本件の入会団体部落は権利能力なき社団であり、入会団体に属する本件土地は団体構成員の総有に属するものであり、それを売却した代金(現金)も権利能力なき社団である入会団体に属する財産であることは当然の理論的帰結であり、代金(現金)は構成員の総有に属するものであることに疑問の余地はない。原判決はこの至極当然の解釈をとらず、権利能力なき社団の法主体性を認めようとはせず、権利能力なき社団である部落の土地を売却すれば代金は自動的に部落の所有から離れ、構成員全員による通常の共有に変化するとしている。しかしながらこのような解釈はまったく法的根拠を欠くものであり、論理的説明もつかない。このような解釈は、民法の入会権を非近代的権利であるして否定的にとらえ、これをなるべく近代的な個人的権利に移行させようとする思想につながる。しかしながら民法は入会権について決して否定的な態度をとっておらず、入会団体の財産は団体の法理で運用することを認めている。原判決は入会権を否定的にとらえているものと思われ、民法第二六三条(共有の性質を有する入会権)につき、その立法趣旨に反する解釈をしている。
2 また、原判決は共有物分割に関する民法第二五六条、同第二五八条の規定についても誤った解釈をしている。
仮に原判決の言うように、本件売買代金(現金)が自動的に権利能力なき社団の所有を離れ、構成員全員の通常の共有に変化するとしても、これが共有物分割の手続なしに直ちに共有者の個人財産に転化するとする原判決の法解釈は間違っている。原判決は共有物が可分物の場合、共有物の分割手続を経なくとも自動的に共有者の個人財産として分割されると解釈しているようである。しかしながらこのような解釈では、理論的に可分物には共有ということはありえないこととなる(共有になったと同時に自動的に分割されてしまうことになるからである。)。民法第二五六条以下の共有物分割規定は不可分な物体にのみ適用されるのではなく、当然のことながら現金のような可分物の場合にも適用がある。本件の売買代金(現金)を個人的権利として相手方が取得するためには、入会団体の構成員全員が参加した共有物分割の手続がとられる必要がある。共有物分割手続の行われていない本件のばあい(争いがない。)、仮に原判決のように総有の土地の売却によって代金が通常の共有に変化するものと解するとしても、代金は依然として未分割の共有財産のままのはずである。よって相手方が個人的財産として代金の一部(九〇万五五七二円)を取得したことを前提にそれを被侵害利益として不法行為の成立を認めたことは明らかに誤りであるといわなければならない。
3 まとめ
本件代金は入会団体構成員全員の合意が成立しない限り、権利能力なき社団である入会団体(部落)の所有財産として使用・管理されるべきものである。申立人が相手方に個人的に損害賠償をするという筋合いのものではなく、代金はあくまでも団体の財産として団体の法理にもとづいて処理がなされるべきである。
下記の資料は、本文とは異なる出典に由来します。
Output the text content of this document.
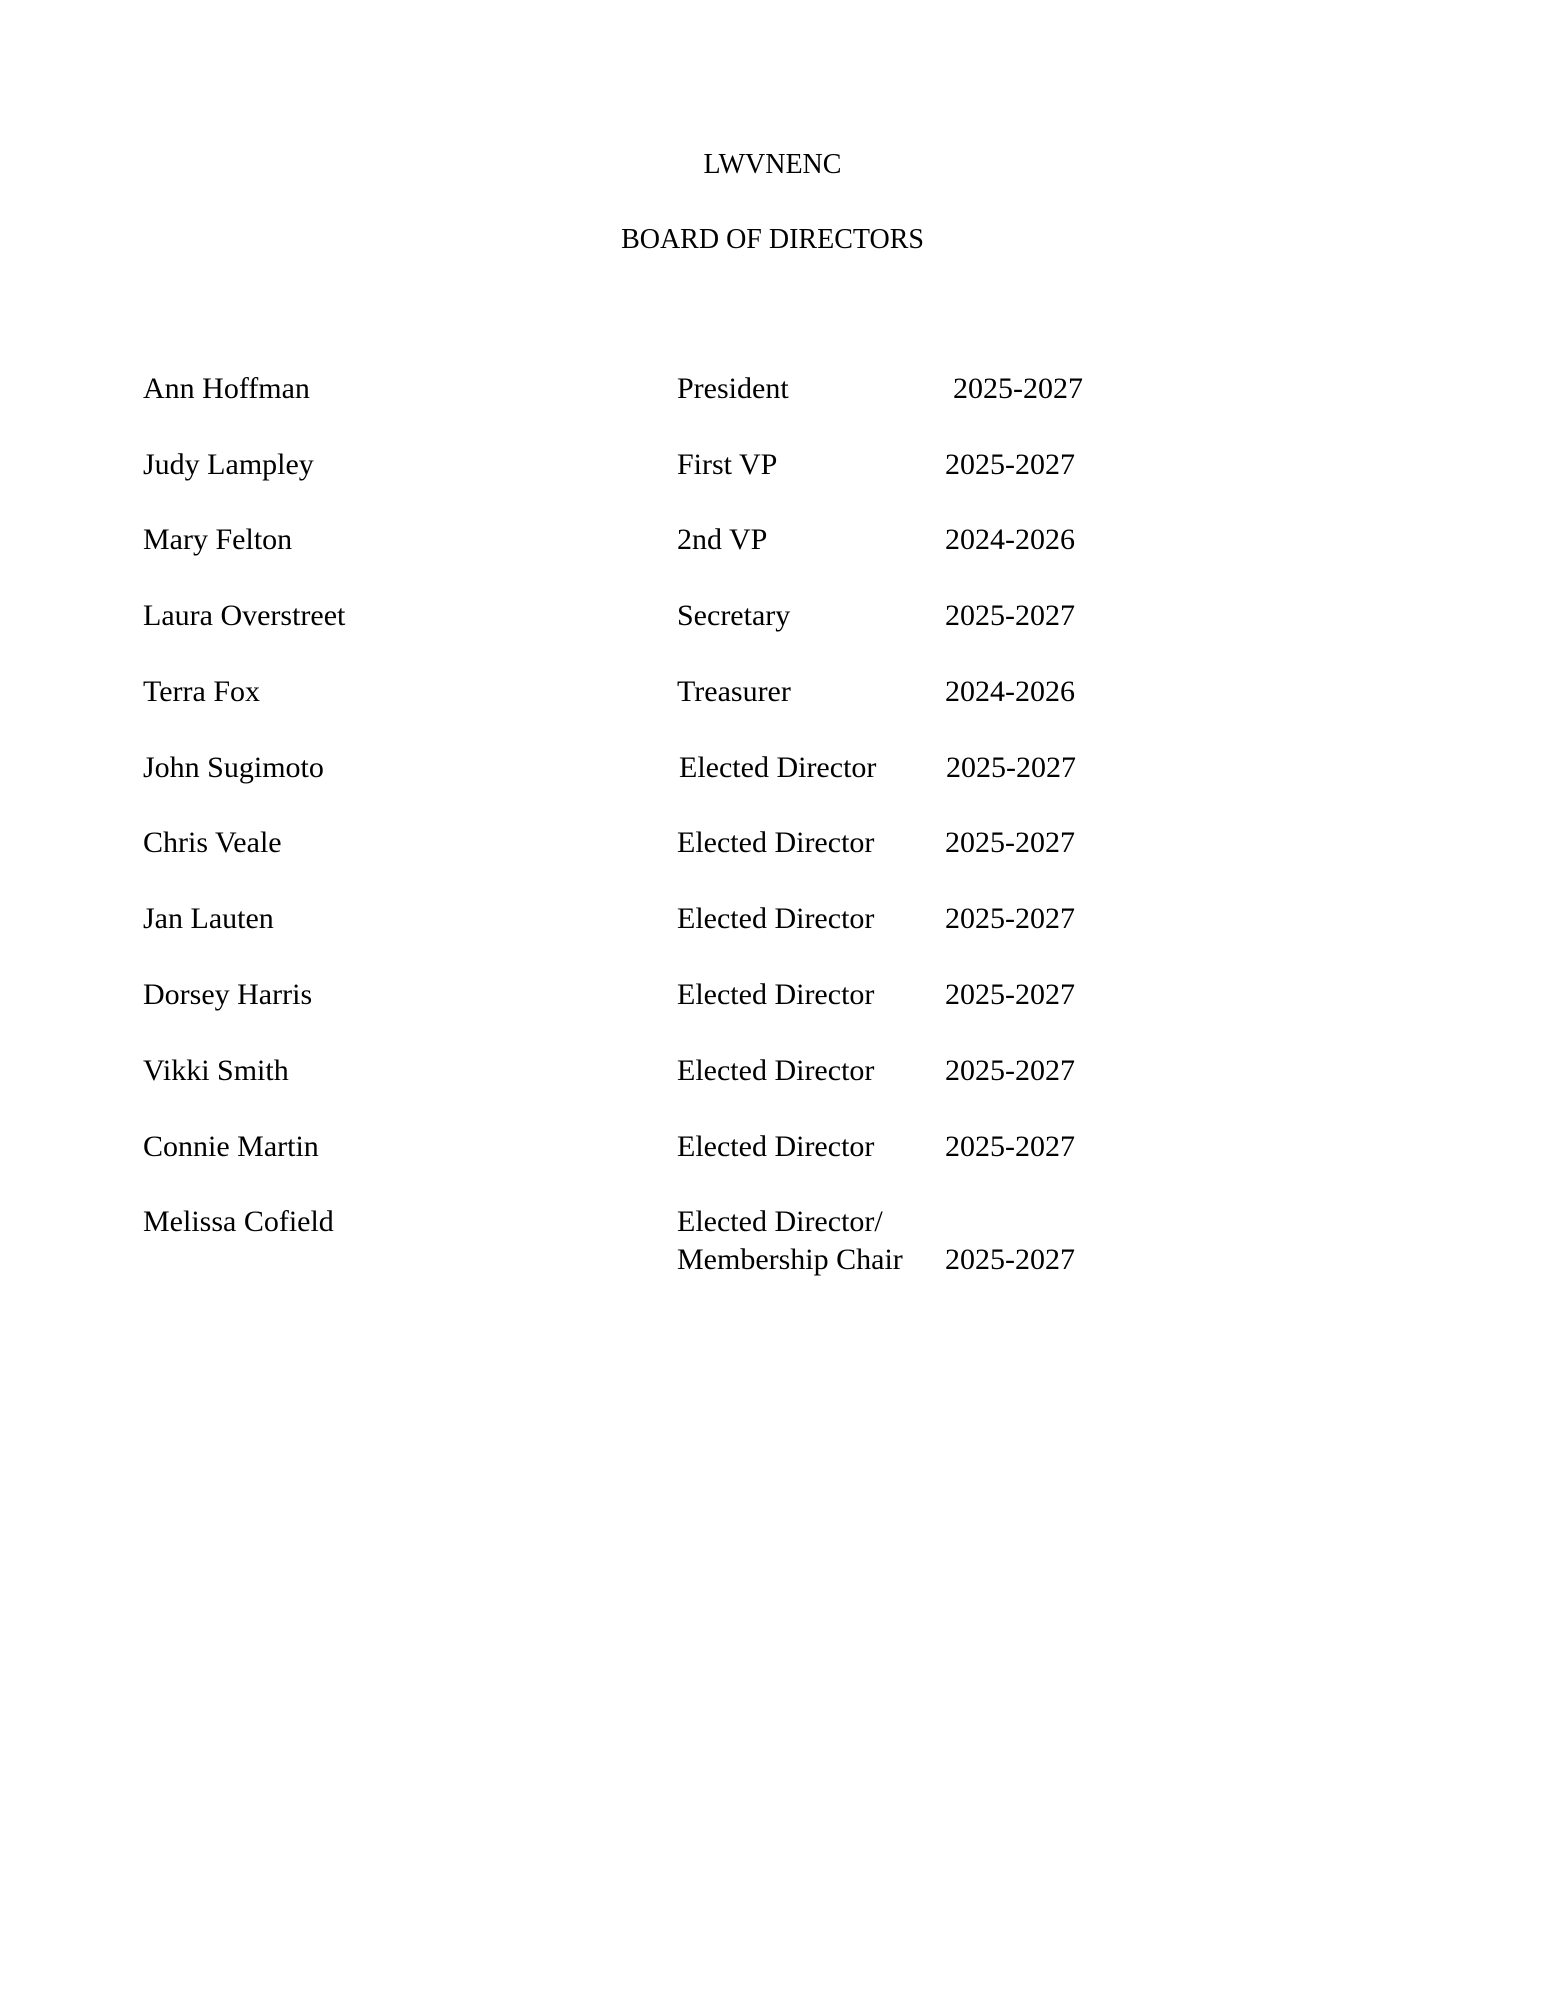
LWVNENC
BOARD OF DIRECTORS
Ann Hoffman	President	2025-2027
Judy Lampley	First VP	2025-2027
Mary Felton	2nd VP	2024-2026
Laura Overstreet	Secretary	2025-2027
Terra Fox	Treasurer	2024-2026
John Sugimoto	Elected Director 2025-2027
Chris Veale	Elected Director 2025-2027
Jan Lauten	Elected Director 2025-2027
Dorsey Harris	Elected Director 2025-2027
Vikki Smith	Elected Director 2025-2027
Connie Martin	Elected Director 2025-2027
Melissa Cofield	Elected Director/
Membership Chair 2025-2027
殊に原判決のように、相手方一人の主張のみを採用し、団体の財産を自動的に個人財産に分割すると決めつけることは、他の三二名の構成員の意思がまったく反映されないまま、権利能力なき社団の財産が裁判所によって強制的に分割されてしまうことになる。相手方及び相手方申請証人の横山政直氏の二名を除くその余の三一名の部落構成員は、全員、本件代金を平等の割合で分割することに反対している(証拠のうえで明白である。)。よって部落の所有に属する本件売買代金は、全員の合意が成立しないことは明白なのであるから、権利能力なき社団である部落の財産として部落において使用管理がなされるべきであり、相手方個人に分配すべきものではない。
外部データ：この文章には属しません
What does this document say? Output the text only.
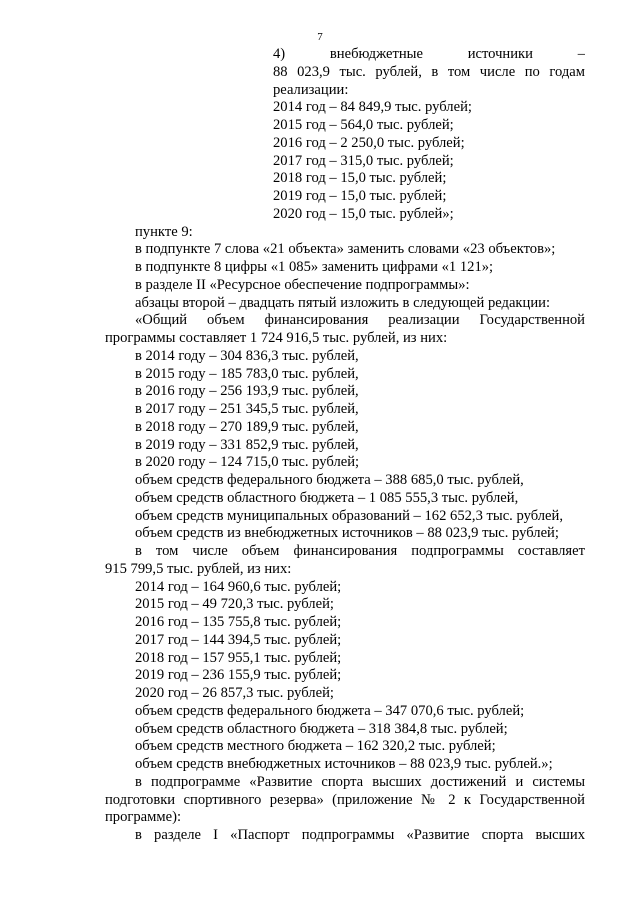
7
4) внебюджетные источники –
88 023,9 тыс. рублей, в том числе по годам
реализации:
2014 год – 84 849,9 тыс. рублей;
2015 год – 564,0 тыс. рублей;
2016 год – 2 250,0 тыс. рублей;
2017 год – 315,0 тыс. рублей;
2018 год – 15,0 тыс. рублей;
2019 год – 15,0 тыс. рублей;
2020 год – 15,0 тыс. рублей»;
пункте 9:
в подпункте 7 слова «21 объекта» заменить словами «23 объектов»;
в подпункте 8 цифры «1 085» заменить цифрами «1 121»;
в разделе II «Ресурсное обеспечение подпрограммы»:
абзацы второй – двадцать пятый изложить в следующей редакции:
«Общий объем финансирования реализации Государственной
программы составляет 1 724 916,5 тыс. рублей, из них:
в 2014 году – 304 836,3 тыс. рублей,
в 2015 году – 185 783,0 тыс. рублей,
в 2016 году – 256 193,9 тыс. рублей,
в 2017 году – 251 345,5 тыс. рублей,
в 2018 году – 270 189,9 тыс. рублей,
в 2019 году – 331 852,9 тыс. рублей,
в 2020 году – 124 715,0 тыс. рублей;
объем средств федерального бюджета – 388 685,0 тыс. рублей,
объем средств областного бюджета – 1 085 555,3 тыс. рублей,
объем средств муниципальных образований – 162 652,3 тыс. рублей,
объем средств из внебюджетных источников – 88 023,9 тыс. рублей;
в том числе объем финансирования подпрограммы составляет
915 799,5 тыс. рублей, из них:
2014 год – 164 960,6 тыс. рублей;
2015 год – 49 720,3 тыс. рублей;
2016 год – 135 755,8 тыс. рублей;
2017 год – 144 394,5 тыс. рублей;
2018 год – 157 955,1 тыс. рублей;
2019 год – 236 155,9 тыс. рублей;
2020 год – 26 857,3 тыс. рублей;
объем средств федерального бюджета – 347 070,6 тыс. рублей;
объем средств областного бюджета – 318 384,8 тыс. рублей;
объем средств местного бюджета – 162 320,2 тыс. рублей;
объем средств внебюджетных источников – 88 023,9 тыс. рублей.»;
в подпрограмме «Развитие спорта высших достижений и системы
подготовки спортивного резерва» (приложение № 2 к Государственной
программе):
в разделе I «Паспорт подпрограммы «Развитие спорта высших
原判決は、「総有」すなわち「権利能力なき社団の所有」が「共有」に自動的に変化し、さらに「共有」が「個人的権利」に自動的に変化していくと断じているが、もともと入会団体の財産であったものが、何の法的根拠もなく、また何の手続(構成員の全員の参加が必要)もとられていないのに、自動的に個人財産に変化してしまうというのは、論理の飛躍があり、また法解釈として間違っているものといわざるをえない。他の三一名の構成員が手続に参加していないのに、裁判所がこのような分割をしてしまうのは、司法の権限を逸脱するものといわなければならない。
以上のとおり、原判決には重大な法解釈の誤りがある以上、原判決は破棄されるべきである。